Billionaire Bequests Collection to Pair of Museums
Billionaire Richard Mellon Scaife gifted his extensive art collection to two museums in Pennsylvania: the Brandywine River Museum of Art, in Chadds Ford near Philadelphia, and the Westmoreland Museum of American Art in Greensburg.
Representatives from the two institutions met last week to decide how the 500 pieces should be divided up, reports the Sharon Herald.
According to the newspaper, the 140 best works were set aside, and museums took their picks in turn. The rest of the pieces will be split evenly in the coming days.

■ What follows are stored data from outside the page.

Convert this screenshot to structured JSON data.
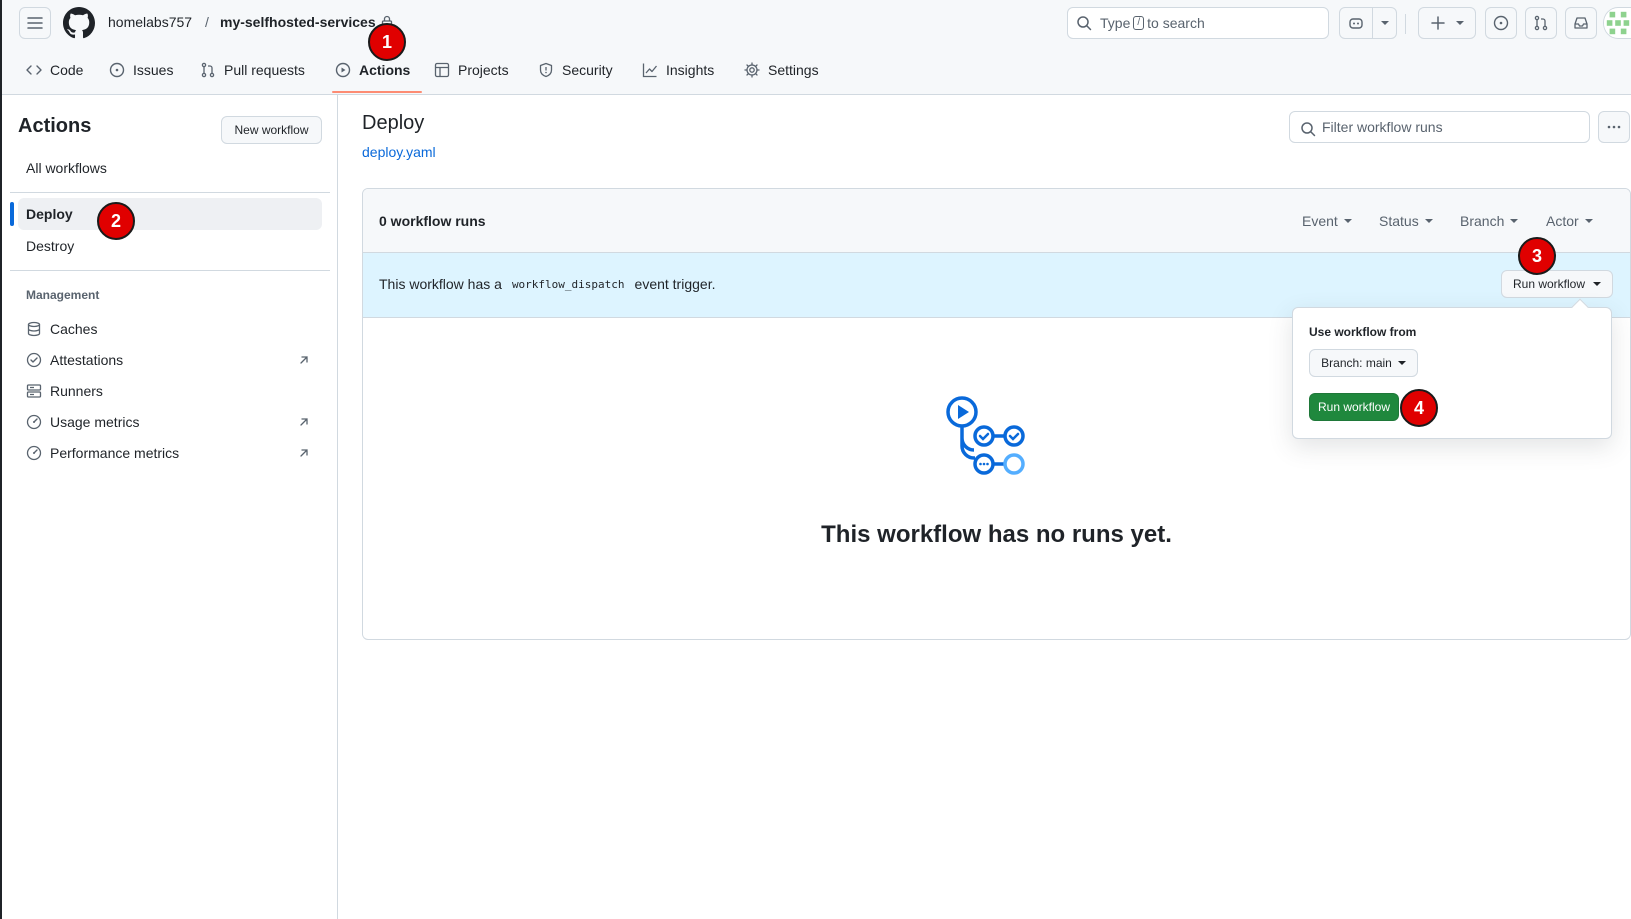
{
  "header": {
    "repo_owner": "homelabs757",
    "repo_separator": "/",
    "repo_name": "my-selfhosted-services",
    "search_prefix": "Type",
    "search_key": "/",
    "search_suffix": "to search",
    "icons": [
      "hamburger-icon",
      "github-logo-icon",
      "lock-icon",
      "search-icon",
      "copilot-icon",
      "plus-icon",
      "issue-icon",
      "pull-request-icon",
      "inbox-icon",
      "avatar"
    ]
  },
  "tabs": [
    {
      "label": "Code",
      "icon": "code-icon"
    },
    {
      "label": "Issues",
      "icon": "issue-icon"
    },
    {
      "label": "Pull requests",
      "icon": "pull-request-icon"
    },
    {
      "label": "Actions",
      "icon": "play-icon",
      "active": true
    },
    {
      "label": "Projects",
      "icon": "table-icon"
    },
    {
      "label": "Security",
      "icon": "shield-icon"
    },
    {
      "label": "Insights",
      "icon": "graph-icon"
    },
    {
      "label": "Settings",
      "icon": "gear-icon"
    }
  ],
  "sidebar": {
    "title": "Actions",
    "new_workflow": "New workflow",
    "all_workflows": "All workflows",
    "workflows": [
      {
        "label": "Deploy",
        "selected": true
      },
      {
        "label": "Destroy"
      }
    ],
    "management_title": "Management",
    "management": [
      {
        "label": "Caches",
        "icon": "database-icon"
      },
      {
        "label": "Attestations",
        "icon": "verified-icon",
        "external": true
      },
      {
        "label": "Runners",
        "icon": "server-icon"
      },
      {
        "label": "Usage metrics",
        "icon": "meter-icon",
        "external": true
      },
      {
        "label": "Performance metrics",
        "icon": "meter-icon",
        "external": true
      }
    ]
  },
  "main": {
    "title": "Deploy",
    "file": "deploy.yaml",
    "filter_placeholder": "Filter workflow runs",
    "runs_count": "0 workflow runs",
    "filters": [
      "Event",
      "Status",
      "Branch",
      "Actor"
    ],
    "dispatch_prefix": "This workflow has a",
    "dispatch_code": "workflow_dispatch",
    "dispatch_suffix": "event trigger.",
    "run_workflow": "Run workflow",
    "empty_title": "This workflow has no runs yet."
  },
  "popover": {
    "label": "Use workflow from",
    "branch": "Branch: main",
    "run_button": "Run workflow"
  },
  "markers": [
    "1",
    "2",
    "3",
    "4"
  ],
  "colors": {
    "accent": "#0969da",
    "tab_underline": "#fd8c73",
    "run_green": "#1f883d",
    "dispatch_bg": "#ddf4ff",
    "marker": "#e00000"
  }
}
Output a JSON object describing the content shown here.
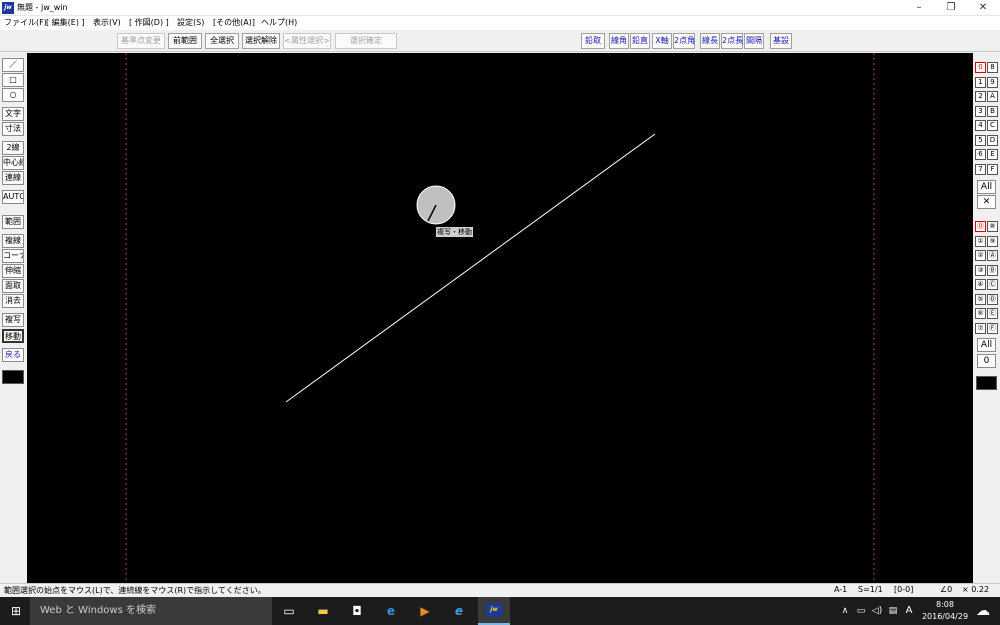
{
  "window": {
    "title": "無題 - jw_win",
    "icon": "jw",
    "minimize": "–",
    "restore": "❐",
    "close": "✕"
  },
  "menu": [
    "ファイル(F)",
    "[ 編集(E) ]",
    "表示(V)",
    "[ 作図(D) ]",
    "設定(S)",
    "[その他(A)]",
    "ヘルプ(H)"
  ],
  "toolbar_left": [
    "基準点変更",
    "前範囲",
    "全選択",
    "選択解除",
    "<属性選択>",
    "選択確定"
  ],
  "toolbar_right": [
    "鉛取",
    "線角",
    "鉛直",
    "X軸",
    "2点角",
    "線長",
    "2点長",
    "間隔",
    "基設"
  ],
  "left_tools": [
    "／",
    "□",
    "○",
    "文字",
    "寸法",
    "2線",
    "中心線",
    "連線",
    "AUTO",
    "範囲",
    "複線",
    "コーナー",
    "伸縮",
    "面取",
    "消去",
    "複写",
    "移動",
    "戻る"
  ],
  "layers_a": [
    "0",
    "8",
    "1",
    "9",
    "2",
    "A",
    "3",
    "B",
    "4",
    "C",
    "5",
    "D",
    "6",
    "E",
    "7",
    "F"
  ],
  "layers_b": [
    "⓪",
    "⑧",
    "①",
    "⑨",
    "②",
    "Ⓐ",
    "③",
    "Ⓑ",
    "④",
    "Ⓒ",
    "⑤",
    "Ⓓ",
    "⑥",
    "Ⓔ",
    "⑦",
    "Ⓕ"
  ],
  "right_all": "All",
  "right_x": "✕",
  "right_all2": "All",
  "right_zero": "0",
  "canvas": {
    "cursor_label": "複写・移動"
  },
  "status": {
    "message": "範囲選択の始点をマウス(L)で、連続線をマウス(R)で指示してください。",
    "paper": "A-1",
    "scale": "S=1/1",
    "layer": "[0-0]",
    "angle": "∠0",
    "zoom": "× 0.22"
  },
  "taskbar": {
    "search": "Web と Windows を検索",
    "time": "8:08",
    "date": "2016/04/29",
    "ime": "A"
  }
}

Mellon Scaife was a towering figure in the region. When he died on July 4, 2014, the late Pittsburgh Tribune-Review publisher and conservative stalwart was worth an estimated $1.4 billion.
The Mellon banking dynasty is one of the best-known philanthropic families in the US. It founded the National Gallery in Washington D. C., and several of its members were discerning art collectors.
Bunny Mellon, whose collection fetched $218 million at Sotheby’s New York last month (see “Bunny Mellon Collection More Than Doubles Expectations at $218 Million”), was a renowned Rothko collector and acquired many pieces directly from the artist’s studio in the 1950s.
But Mellon Scaife was less keen on modern art, it seems. Highlights from his bequest include 19th landscape paintings by the likes of George Inness, Martin Johnson Heade, and John Kensett.
These were very well received by the beneficiaries. “We have had a few Hudson River painters, but Mr. Scaife’s gift takes that to a completely different level,” Thomas Padon, curator at the Brandywine River Museum of Art, told the Sharon Herald.
Mellon Scaife also left the museum his 900-acre Ligonier estate, endowed with a $15 million maintenance fund.
On top of its share of the collection, the Westmoreland museum received $5 million and an ensemble of John Kane paintings.